Epilog

17. Juli. Dieser Tag gehört mir, nur mir, dachte Pippa, als sie an ihrem Geburtstagsmorgen aufwachte. Die Sonne schien genau auf ihr Gesicht. Kaiserwetter, dachte sie. Wie passend.

Pippa stand auf und ging ans Fenster. Unten im Tal schimmerte der Lac Chantilly. Sie seufzte zufrieden und griff nach ihrem Fernglas. Chantilly-sur-Lac, gerade noch klein wie ein Spielzeugdorf, war plötzlich ganz nah.

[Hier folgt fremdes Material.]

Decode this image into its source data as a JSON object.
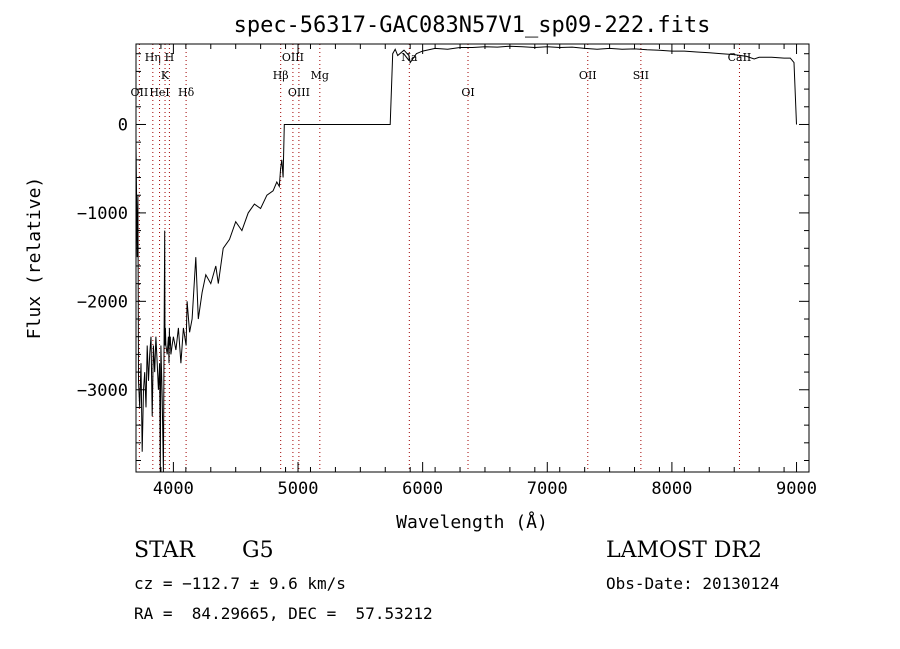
{
  "chart_data": {
    "type": "line",
    "title": "spec-56317-GAC083N57V1_sp09-222.fits",
    "xlabel": "Wavelength (Å)",
    "ylabel": "Flux (relative)",
    "xlim": [
      3700,
      9100
    ],
    "ylim": [
      -3930,
      910
    ],
    "x_ticks": [
      4000,
      5000,
      6000,
      7000,
      8000,
      9000
    ],
    "x_tick_labels": [
      "4000",
      "5000",
      "6000",
      "7000",
      "8000",
      "9000"
    ],
    "y_ticks": [
      0,
      -1000,
      -2000,
      -3000
    ],
    "y_tick_labels": [
      "0",
      "−1000",
      "−2000",
      "−3000"
    ],
    "grid": false,
    "series": [
      {
        "color": "#000000",
        "x": [
          3700,
          3710,
          3715,
          3720,
          3730,
          3740,
          3750,
          3760,
          3770,
          3780,
          3790,
          3800,
          3810,
          3820,
          3830,
          3840,
          3850,
          3860,
          3870,
          3880,
          3889,
          3895,
          3900,
          3910,
          3920,
          3925,
          3930,
          3933,
          3936,
          3940,
          3950,
          3960,
          3965,
          3968,
          3970,
          3975,
          3980,
          3990,
          4000,
          4020,
          4040,
          4060,
          4080,
          4102,
          4110,
          4130,
          4150,
          4180,
          4200,
          4230,
          4260,
          4300,
          4340,
          4360,
          4400,
          4450,
          4500,
          4550,
          4600,
          4650,
          4700,
          4750,
          4800,
          4830,
          4850,
          4860,
          4870,
          4880,
          4890,
          5000,
          5300,
          5500,
          5700,
          5740,
          5760,
          5780,
          5800,
          5850,
          5890,
          5900,
          5950,
          6000,
          6100,
          6200,
          6300,
          6400,
          6500,
          6600,
          6700,
          6800,
          6900,
          7000,
          7100,
          7200,
          7300,
          7400,
          7500,
          7600,
          7700,
          7800,
          7900,
          8000,
          8100,
          8200,
          8300,
          8400,
          8500,
          8600,
          8660,
          8700,
          8800,
          8900,
          8950,
          8980,
          9000
        ],
        "values": [
          -200,
          -1500,
          -800,
          -2900,
          -3200,
          -2700,
          -3700,
          -3000,
          -2800,
          -3200,
          -2500,
          -2900,
          -2600,
          -2400,
          -3300,
          -2500,
          -2800,
          -2400,
          -2700,
          -3000,
          -2700,
          -3930,
          -2500,
          -3100,
          -3930,
          -2600,
          -1200,
          -2500,
          -2300,
          -2500,
          -2600,
          -2400,
          -2700,
          -2300,
          -2500,
          -2400,
          -2600,
          -2500,
          -2400,
          -2550,
          -2300,
          -2700,
          -2300,
          -2500,
          -2000,
          -2350,
          -2200,
          -1500,
          -2200,
          -1900,
          -1700,
          -1800,
          -1600,
          -1800,
          -1400,
          -1300,
          -1100,
          -1200,
          -1000,
          -900,
          -950,
          -800,
          -750,
          -650,
          -700,
          -500,
          -400,
          -600,
          0,
          0,
          0,
          0,
          0,
          0,
          800,
          850,
          780,
          840,
          780,
          700,
          800,
          830,
          860,
          850,
          870,
          870,
          880,
          875,
          885,
          880,
          870,
          880,
          870,
          875,
          860,
          850,
          860,
          850,
          855,
          845,
          840,
          830,
          830,
          820,
          810,
          800,
          790,
          770,
          740,
          760,
          760,
          750,
          750,
          700,
          0
        ]
      }
    ],
    "lines": [
      {
        "label": "Hη",
        "x": 3835,
        "row": 1
      },
      {
        "label": "H",
        "x": 3968,
        "row": 1
      },
      {
        "label": "K",
        "x": 3933,
        "row": 2
      },
      {
        "label": "OII",
        "x": 3727,
        "row": 3
      },
      {
        "label": "HeI",
        "x": 3889,
        "row": 3
      },
      {
        "label": "Hδ",
        "x": 4102,
        "row": 3
      },
      {
        "label": "OIII",
        "x": 4959,
        "row": 1
      },
      {
        "label": "Hβ",
        "x": 4861,
        "row": 2
      },
      {
        "label": "Mg",
        "x": 5175,
        "row": 2
      },
      {
        "label": "OIII",
        "x": 5007,
        "row": 3
      },
      {
        "label": "Na",
        "x": 5893,
        "row": 1
      },
      {
        "label": "OI",
        "x": 6364,
        "row": 3
      },
      {
        "label": "OII",
        "x": 7325,
        "row": 2
      },
      {
        "label": "SII",
        "x": 7751,
        "row": 2
      },
      {
        "label": "CaII",
        "x": 8542,
        "row": 1
      }
    ]
  },
  "info": {
    "object_class": "STAR",
    "subclass": "G5",
    "survey": "LAMOST DR2",
    "cz": "cz = −112.7 ± 9.6 km/s",
    "obs_date": "Obs-Date: 20130124",
    "coords": "RA =  84.29665, DEC =  57.53212"
  }
}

Sie nahm Pias Haus in der Rue Cassoulet ins Visier und stellte die Schärfe ein. Gerade manövrierte jemand den Wohnwagen der Bauarbeiter durch das nagelneue Gartentor hinaus auf die Straße, während Tibor und einige seiner Männer dabei waren, die Möbel der Peschmanns aus einem großen LKW zu laden und ins Haus zu tragen.

»Adieu-siatz, Tibor«, sagte Pippa leise, »bonjorn, Pia.«

Sie schwenkte das Fernglas hinüber zum Bonace. In den weit geöffneten Fenstern der Auberge lagen die Betten zum Lüften.

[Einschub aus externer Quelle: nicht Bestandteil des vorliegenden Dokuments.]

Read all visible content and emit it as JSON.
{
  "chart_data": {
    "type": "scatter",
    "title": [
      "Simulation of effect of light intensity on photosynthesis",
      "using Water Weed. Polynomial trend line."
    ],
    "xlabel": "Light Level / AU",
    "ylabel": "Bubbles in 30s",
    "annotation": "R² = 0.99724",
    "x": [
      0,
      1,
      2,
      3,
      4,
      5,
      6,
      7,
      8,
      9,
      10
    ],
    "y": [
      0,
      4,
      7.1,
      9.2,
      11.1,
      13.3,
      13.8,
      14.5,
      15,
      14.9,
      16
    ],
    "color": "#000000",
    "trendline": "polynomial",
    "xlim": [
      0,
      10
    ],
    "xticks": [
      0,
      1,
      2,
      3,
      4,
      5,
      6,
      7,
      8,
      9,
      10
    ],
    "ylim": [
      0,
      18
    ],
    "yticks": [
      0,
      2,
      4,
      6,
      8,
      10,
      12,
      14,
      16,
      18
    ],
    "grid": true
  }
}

Gästewechsel, dachte Pippa, genau wie hier bei uns.

Sie lachte, als ein Ball aus einem Fenster flog und zielsicher gegen den Kopf des Gendarmen prallte, der mit einer Baguettestange unter dem Arm auf die Dienststelle zustrebte. Dupont schüttelte die Faust und schimpfte – für Pippa lautlos wie ein Stummfilm.

»Selbst wenn ich nicht wüsste, dass heute Liebesromantag ist, Pierre Dupont«, murmelte Pippa, »spätestens an dieser Reaktion hätte ich dich erkannt.«

Das Fernglas wanderte weiter, und sie entdeckte am Ostufer des Sees zwei Angler.

»Das ist aber keine gute Stelle, Jungs. Da ist viel zu viel los. Das wird nix.«

Sie lächelte über sich selbst. Oje, ich bin infiziert, dachte sie, und zwar nicht nur vom Angeln, sondern von Pias Wunderland rund um den See. Hier sollte jeder mindestens zwei Mal herkommen.

Pippa ließ das Fernglas sinken.

Alle Ereignisse und Menschen schienen sich im See zu spiegeln. Rätselhafte Doppelungen überall: zwei ungewöhnliche Fälle, zwei Kulturen in einem Land, zwei Gendarmen, die sich nur am Lesestoff unterscheiden lassen, zwei Régines, die immer dann auftauchten, wenn ich Hilfe oder Antworten brauchte, zwei wiedervereinte Familien, zwei falsche und zwei echte Verehrer und – grinsend sah sie an sich herunter, zwei Kilo mehr auf den Rippen dank zweier hervorragender Köche. Eine echte Herausforderung, dieses Okzitanien.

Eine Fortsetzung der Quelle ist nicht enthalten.